I was about to leave, but Dolik said, “When you come next, can you bring sulfa from Mami’s medicine box?”
“Yes,” I said. “What does it look like?”
“It’s a powder in red tins,” he said. “Bring as much as you can carry.”
“I will.”
Just before I left, I held my hand flat against the barbed wire. He did the same. Our fingers and palms touched.
“Be safe,” I said.
“You too.”
Our entire exchange had taken less than two minutes. I hurried back across the street before the policeman finished his route. I silently darted from one building to the next on cold bare feet.
But a few steps away from our front door, a familiar voice said, “Krystia, what are you doing out?”
It was our next-door neighbour Petro Zhuk, the policeman.
“Morning chores,” I said.
His flashlight pierced the darkness for one brief moment. “Chores?” he asked, directing the light at my empty hands.
Petro was no Nazi, but still, the Commandant was his boss. His job was to look for smugglers and food hoarders. Thank goodness I was no longer carrying the cheese. But if he found the film I would be in trouble.

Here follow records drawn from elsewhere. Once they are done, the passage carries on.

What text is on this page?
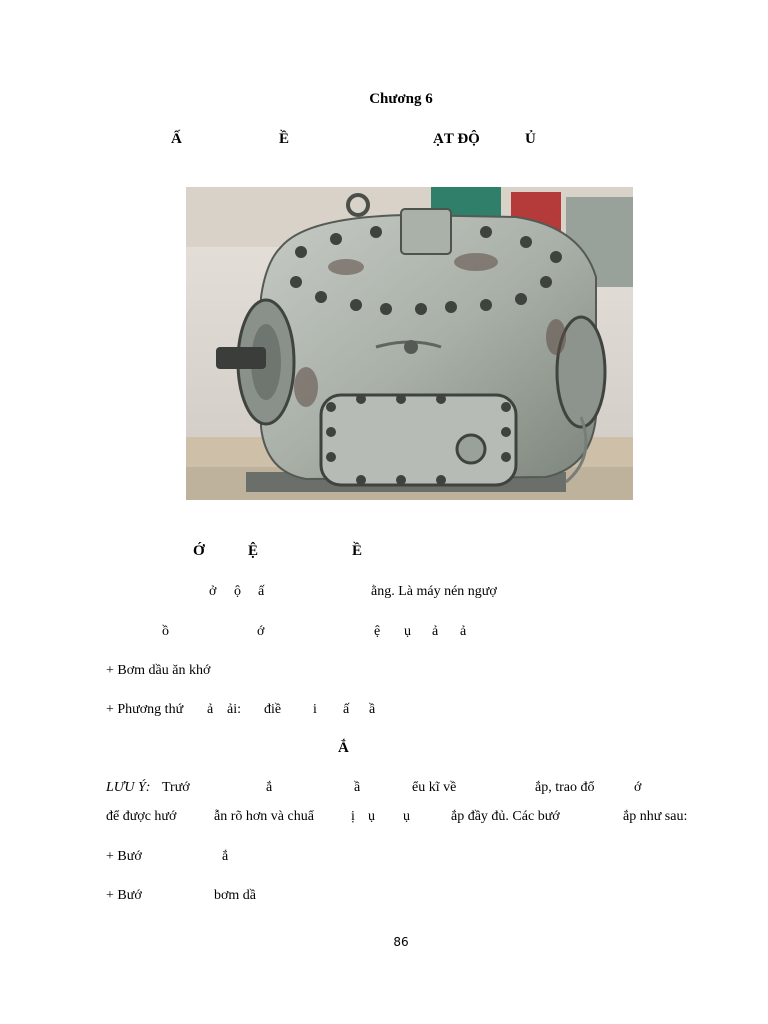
Chương 6
Ấ	Ề	ẠT ĐỘ	Ủ

Ớ	Ệ	Ề
ở ộ ấ	ằng. Là máy nén ngượ
ồ	ớ	ệ ụ ả ả
+ Bơm dầu ăn khớ
+ Phương thứ ả ải: điề i ấ ầ
Ắ
LƯU Ý: Trướ	ắ	ầ	ểu kĩ về	ắp, trao đổ	ớ
để được hướ	ẫn rõ hơn và chuẩ	ị ụ ụ	ắp đầy đủ. Các bướ	ắp như sau:
+ Bướ	ắ
+ Bướ	bơm dầ
86
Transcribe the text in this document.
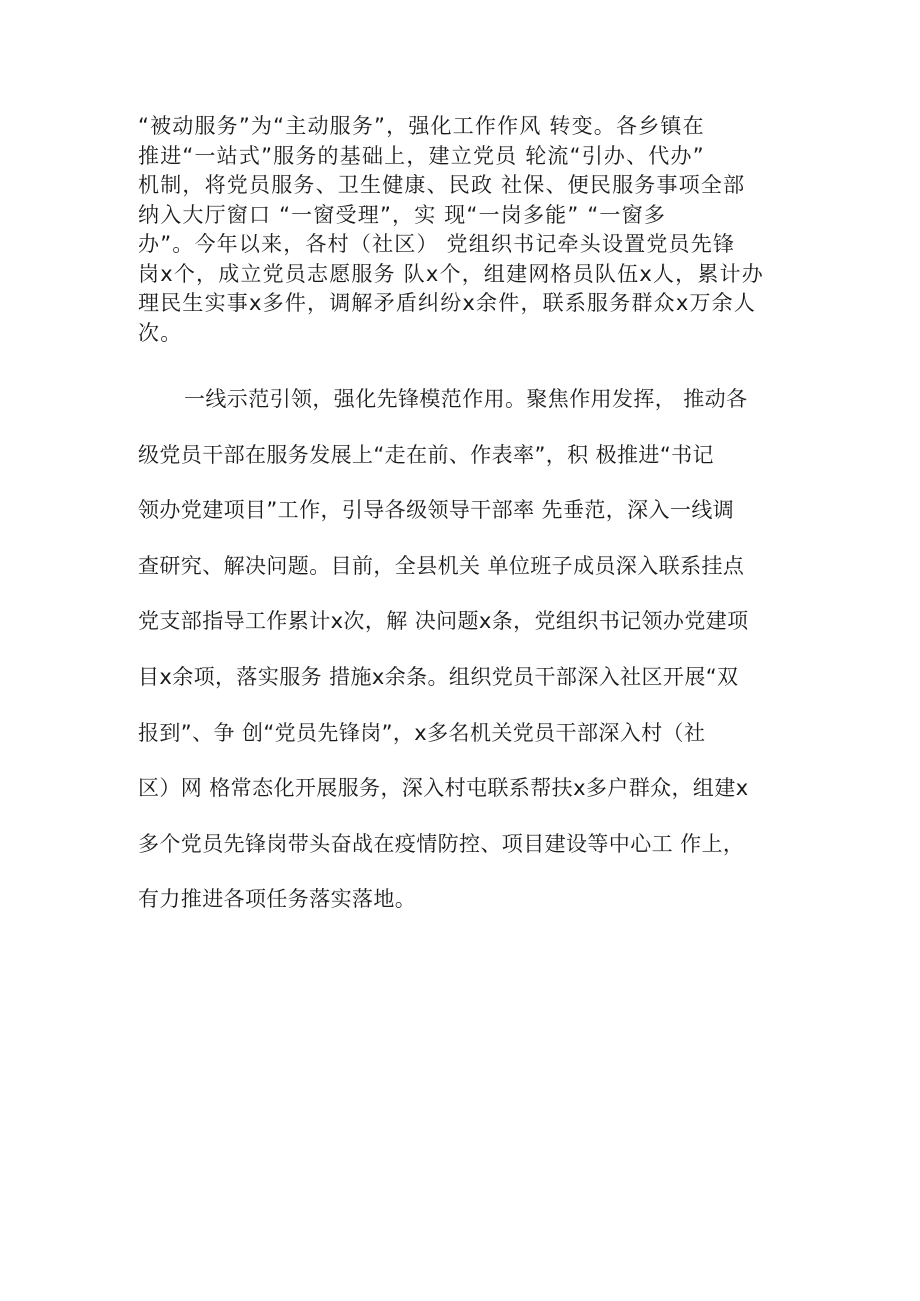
“被动服务”为“主动服务”，强化工作作风 转变。各乡镇在
推进“一站式”服务的基础上，建立党员 轮流“引办、代办”
机制，将党员服务、卫生健康、民政 社保、便民服务事项全部
纳入大厅窗口 “一窗受理”，实 现“一岗多能” “一窗多
办”。今年以来，各村（社区） 党组织书记牵头设置党员先锋
岗x个，成立党员志愿服务 队x个，组建网格员队伍x人，累计办
理民生实事x多件，调解矛盾纠纷x余件，联系服务群众x万余人
次。
一线示范引领，强化先锋模范作用。聚焦作用发挥， 推动各
级党员干部在服务发展上“走在前、作表率”，积 极推进“书记
领办党建项目”工作，引导各级领导干部率 先垂范，深入一线调
查研究、解决问题。目前，全县机关 单位班子成员深入联系挂点
党支部指导工作累计x次，解 决问题x条，党组织书记领办党建项
目x余项，落实服务 措施x余条。组织党员干部深入社区开展“双
报到”、争 创“党员先锋岗”，x多名机关党员干部深入村（社
区）网 格常态化开展服务，深入村屯联系帮扶x多户群众，组建x
多个党员先锋岗带头奋战在疫情防控、项目建设等中心工 作上，
有力推进各项任务落实落地。
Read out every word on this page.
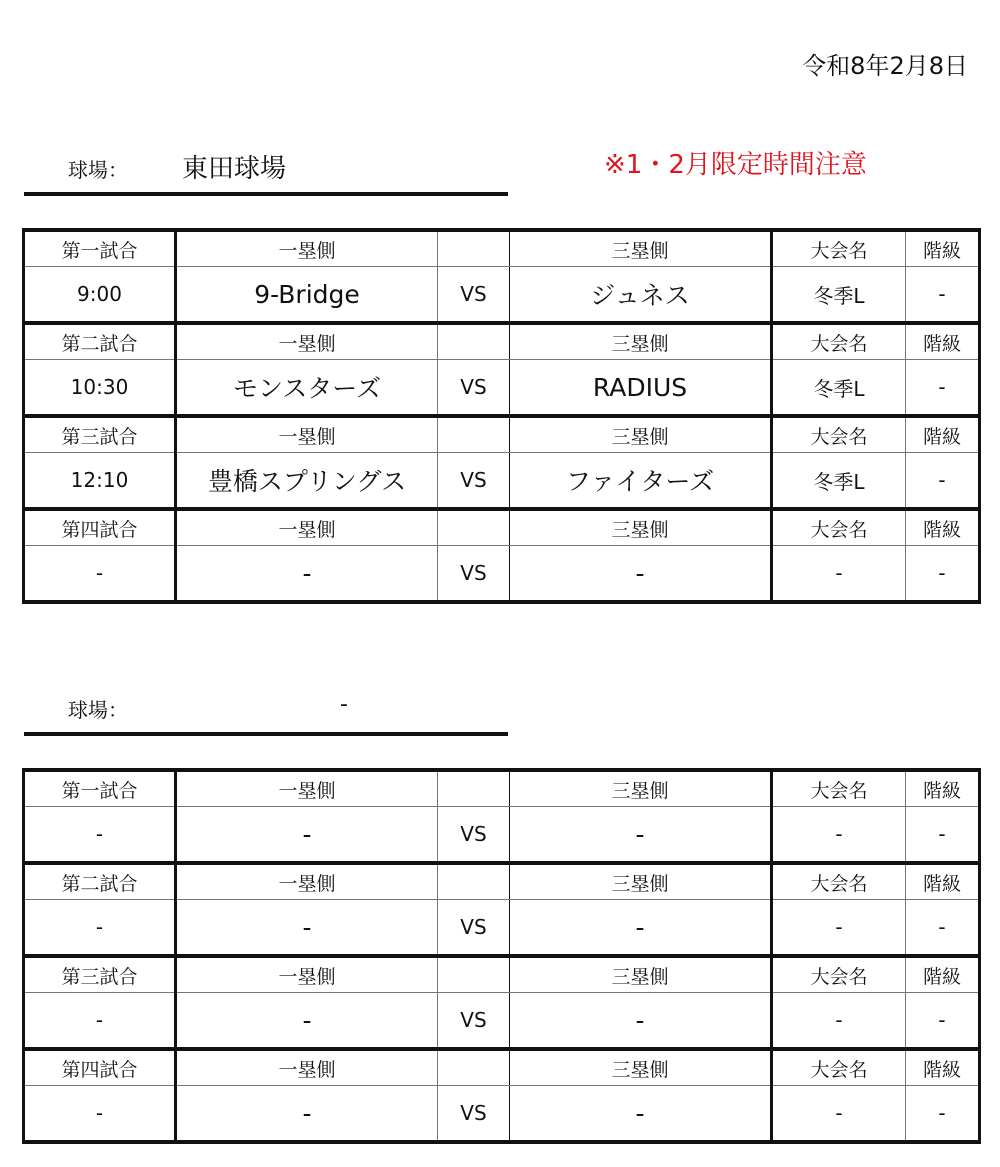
令和8年2月8日
球場： 東田球場	※1・2月限定時間注意
第一試合	一塁側		三塁側	大会名	階級
9:00	9-Bridge	VS	ジュネス	冬季L	-
第二試合	一塁側		三塁側	大会名	階級
10:30	モンスターズ	VS	RADIUS	冬季L	-
第三試合	一塁側		三塁側	大会名	階級
12:10	豊橋スプリングス	VS	ファイターズ	冬季L	-
第四試合	一塁側		三塁側	大会名	階級
-	-	VS	-	-	-
球場：	-
第一試合	一塁側		三塁側	大会名	階級
-	-	VS	-	-	-
第二試合	一塁側		三塁側	大会名	階級
-	-	VS	-	-	-
第三試合	一塁側		三塁側	大会名	階級
-	-	VS	-	-	-
第四試合	一塁側		三塁側	大会名	階級
-	-	VS	-	-	-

“I was just going inside.” I took a step towards the house.
“Krystia,” he said, “you know I can’t make an exception just because we’re neighbours. Raise your arms.”
His hands moved down the front of my coat and over my skirt, pausing when they reached the roll of film that was shoved in the pocket of my skirt. I took measured breaths and willed my heart to stop its wild pounding.
The silence between us hung in the air.
Then he said, “You can go now. But please realize that if the Nazis knew what you were doing, you would be shot. And if they thought that I was bending rules for you, I would be shot.”
I murmured, “Thank you, Petro.” Then I turned and walked to my front door as Petro continued on his beat. Once the door closed behind me, my knees turned to jelly and I collapsed.
Even if Mama hadn’t been robbed on the train, we still would have been hungry, because the police often went from door to door and ransacked houses, looking for hidden food. They found the rest of Doctor Mina’s medicines and took them away. Thank goodness this happened after I had delivered the sulfa.
They miraculously didn’t find the coins from Dolik, which I had hidden beneath a loose floorboard in the outhouse.
I helped Maria fetch the water each morning, as she was too weak to carry the bucket on her own. Neither Mama nor I could work at the Commandant’s any longer, because Frau Hermann said the sight of our gaunt faces ruined her appetite. In so many ways I was glad not to have to go there anymore, but it also meant that we couldn’t listen in on conversations.
I was so hungry that I would go up to the loft and scour through Yasna’s hay, looking for stray seeds. Mama, Maria and I slept a lot, because with such extreme hunger, it was hard to keep awake.
We would have loved to buy some food with the money that Dolik had given us, but there was no one to buy it from because the Commandant had stopped the Volksdeutche from selling to locals.
It had also become more difficult to do the document exchanges through the barbed wire because the police had increased their watch. I had to time it just perfectly.
Most days Maria and I walked Yasna just a few blocks down the street, then turned and came home and went to bed. At least in winter there were fewer chores. We couldn’t have done them anyway.
By late February, we were like walking skeletons. Mama bundled herself up in her winter jacket and took the coins with her to Lviv. “Don’t worry if I don’t come home for a day or two,” she told us.
Maria and I drank hot water and linden tea, trying to trick our stomachs into thinking we were full. And we went to the loft and chewed on hay.